Por outro lado, as notícias que chegavam diretamente da nossa
delegação em Bangkok, capital de Tailândia, não eram em absoluto
encorajadoras:
“A discussão se centra essencialmente — informou textualmente nosso
Ministério das Relações Exteriores — na ratificação ou não do conceito
responsabilidades comuns, mas diferenciadas entre os países
industrializados e as chamadas economias emergentes, basicamente a
China, o Brasil, a Índia, a África do Sul, e os países subdesenvolvidos.
“A China, o Brasil, a Índia, a África do Sul, o Egito, a Bangladesh,
o Paquistão e a ALBA são os mais ativos. Em geral o Grupo dos 77, em
sua maioria, mantém-se em posições firmes e corretas.
“As cifras de redução de emissões de carbono que estão a ser
negociadas não se correspondem com as que são calculadas pelos
cientistas para manter o aumento da temperatura a um nível inferior a 2
graus Celsius, 25-40%. Neste momento, a negociação move-se em torno a
uma redução de 11-18%.
“Os Estados Unidos não fazem nenhum esforço real. Só aceitam 4% de redução com respeito ao ano 1990.”

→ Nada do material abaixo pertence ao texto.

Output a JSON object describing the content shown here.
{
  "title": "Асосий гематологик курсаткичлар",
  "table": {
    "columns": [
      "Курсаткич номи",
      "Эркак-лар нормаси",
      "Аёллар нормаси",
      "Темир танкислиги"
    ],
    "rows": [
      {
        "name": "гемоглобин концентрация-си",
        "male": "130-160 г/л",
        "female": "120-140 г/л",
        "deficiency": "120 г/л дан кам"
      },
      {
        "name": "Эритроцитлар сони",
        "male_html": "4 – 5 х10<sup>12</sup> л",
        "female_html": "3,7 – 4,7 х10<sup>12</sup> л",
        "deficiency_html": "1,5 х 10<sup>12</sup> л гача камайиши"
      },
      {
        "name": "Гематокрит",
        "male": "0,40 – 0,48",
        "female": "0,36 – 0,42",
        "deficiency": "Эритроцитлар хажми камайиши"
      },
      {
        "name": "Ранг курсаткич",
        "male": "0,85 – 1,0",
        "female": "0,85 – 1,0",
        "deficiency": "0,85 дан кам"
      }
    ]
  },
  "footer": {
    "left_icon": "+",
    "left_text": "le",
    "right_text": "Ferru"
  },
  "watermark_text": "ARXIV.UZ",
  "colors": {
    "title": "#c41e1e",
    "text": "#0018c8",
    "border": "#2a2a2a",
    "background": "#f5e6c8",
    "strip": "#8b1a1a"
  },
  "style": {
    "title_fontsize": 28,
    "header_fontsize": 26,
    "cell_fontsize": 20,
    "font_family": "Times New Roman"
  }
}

Hoje sexta-feira 9, de manhã, o mundo acordou com a notícia de que
“o Obama bom” do enigma, explicado pelo Presidente Bolivariano Hugo
Chávez nas Nações Unidas, recebeu o Prêmio Nobel da Paz. Nem sempre
compartilho as opiniões dessa instituição, porém sou obrigado a
reconhecer que nestes instantes foi, segundo a minha opinião, uma
medida positiva. Compensa a derrota que sofreu Obama em Copenhague ao
ser eleita Rio de Janeiro e não Chicago sede das Olimpíadas de 2016, o
que provocou airados ataques de seus adversários de extrema direita.
Muitos serão da opinião de que ele ainda não ganhou o direito de
receber essa distinção. Desejamos ver na decisão, mais do que um prêmio
ao Presidente dos Estados Unidos, uma crítica à política criminosa que
seguiram não poucos presidentes desse país, os quais levaram o mundo à
encruzilhada onde hoje se encontra: um apelo à paz e à busca de
soluções que conduzam à sobrevivência da espécie.